Update on the specialist service and centre (RM)
The Chair invited Roseanne McDonald to give an update on the specialist centre from an NSS perspective. The Glasgow Specialist centre is aligned with a UK network and is one of 8 specialist centres in the UK. NHS England specialist centres are due to stand up in April. It was noted that across the UK, Glasgow is recognised as one of the leading centres. A full recruitment plan is underway in Glasgow, and they now have 4 uro-gynaecologists.
It was noted that there has been surgical activity during the pandemic, as well as improvement work on their information and operation procedures. The Service Level Agreement (SLA) is due for renewal for 2021-22. In discussion, the importance of ensuring the feedback from the Alliance’s patient engagement work is included in the revised SLA was noted.
Action point: SLA to be circulated to the group for feedback once it has been drafted (Roseanne McDonald).
Out of NHS referral (T O’K)
A copy of the paper that was presented to Board Chief Executives on the Out of NHS referral option was distributed prior to the meeting. This item was discussed by Board Chief Executives in February, following an earlier discussion that took place at the Scottish Association of Medical Directors (SAMD) meeting in January.
SAMD asked for more detail around governance, and this was covered in the recent paper. The governance section makes it clear that quality and safety of care are of paramount importance.
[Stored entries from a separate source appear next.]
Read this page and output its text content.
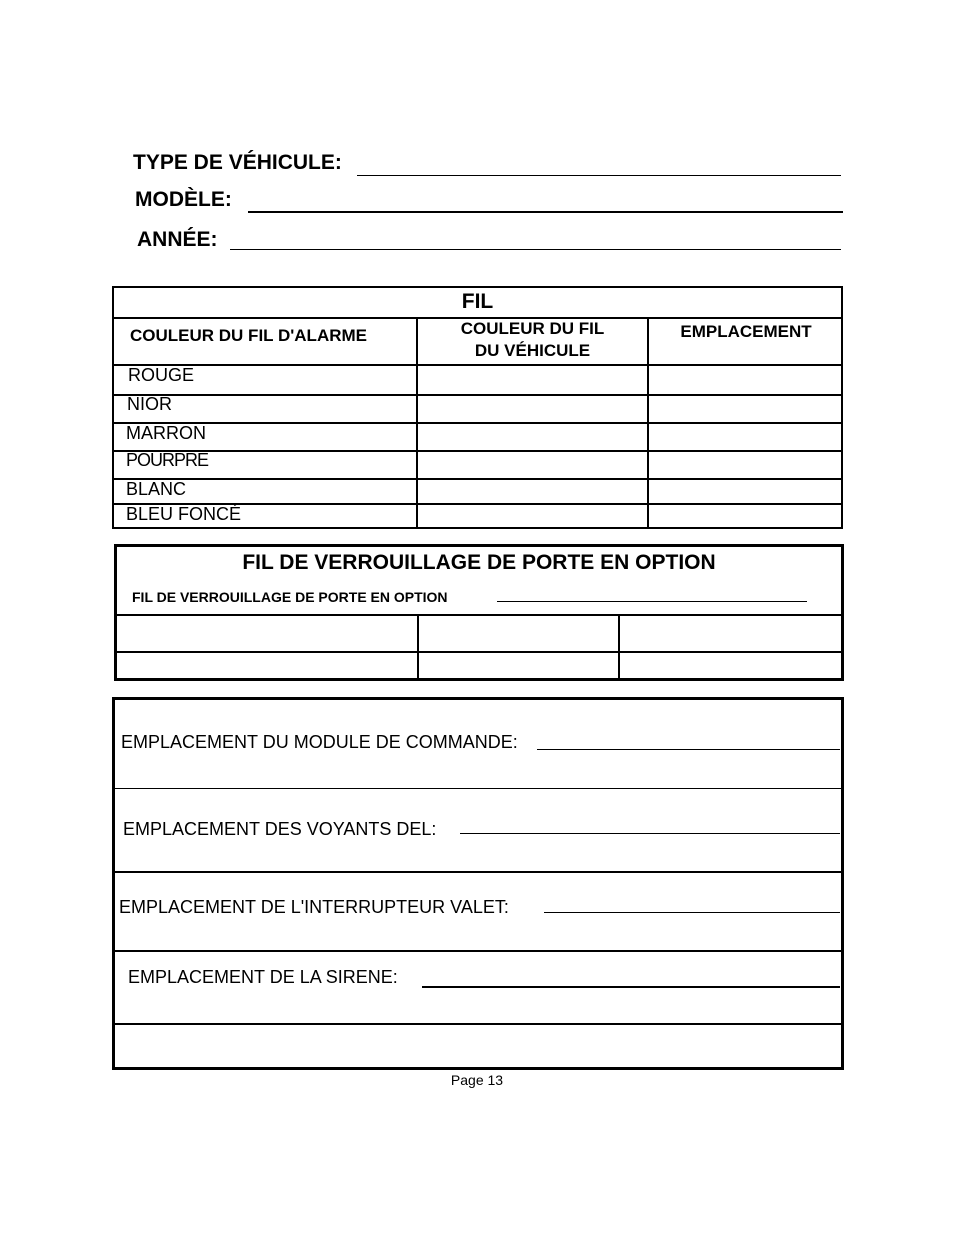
TYPE DE VÉHICULE:
MODÈLE:
ANNÉE:
FIL
COULEUR DU FIL D'ALARME	COULEUR DU FIL
DU VÉHICULE
EMPLACEMENT
ROUGE
NIOR
MARRON
POURPRE
BLANC
BLEU FONCÉ
FIL DE VERROUILLAGE DE PORTE EN OPTION
FIL DE VERROUILLAGE DE PORTE EN OPTION
EMPLACEMENT DU MODULE DE COMMANDE:
EMPLACEMENT DES VOYANTS DEL:
EMPLACEMENT DE L'INTERRUPTEUR VALET:
EMPLACEMENT DE LA SIRENE:
Page 13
Any centre must comply and meet the standards of quality that we would usually expect, and they must be able to show tangible evidence of this.
This is being taken forward by NSS. The risk of precedent is appreciated and action is thought to be justified on the basis of exceptionality.
The Chair invited Roseanne McDonald to give an update on the Clinical Advisory Panel (CAP). It was noted that work is continuing on the specification and it is hoped that this will conclude shortly. Once NSS receive notes of interest, they will invite providers to submit relevant evidence against the specification. All applications will be considered by the CAP. The timeline for awarding contracts will depend on the jurisdiction in which the provider operates. Additional support from a urogynaecologist, physiotherapist and a specialist nurse would be welcome on the CAP. There is a public representation on the CAP too.
Action point: Erin Fyfe to share feedback from the Chief Executive Board meeting with Roseanne McDonald (Erin Fyfe).
Action point: Roseanne McDonald to take forward suggested additions to the CAP (Roseanne McDonald).
AOCB and next meeting (T O’K)
Date of next meeting to be confirmed.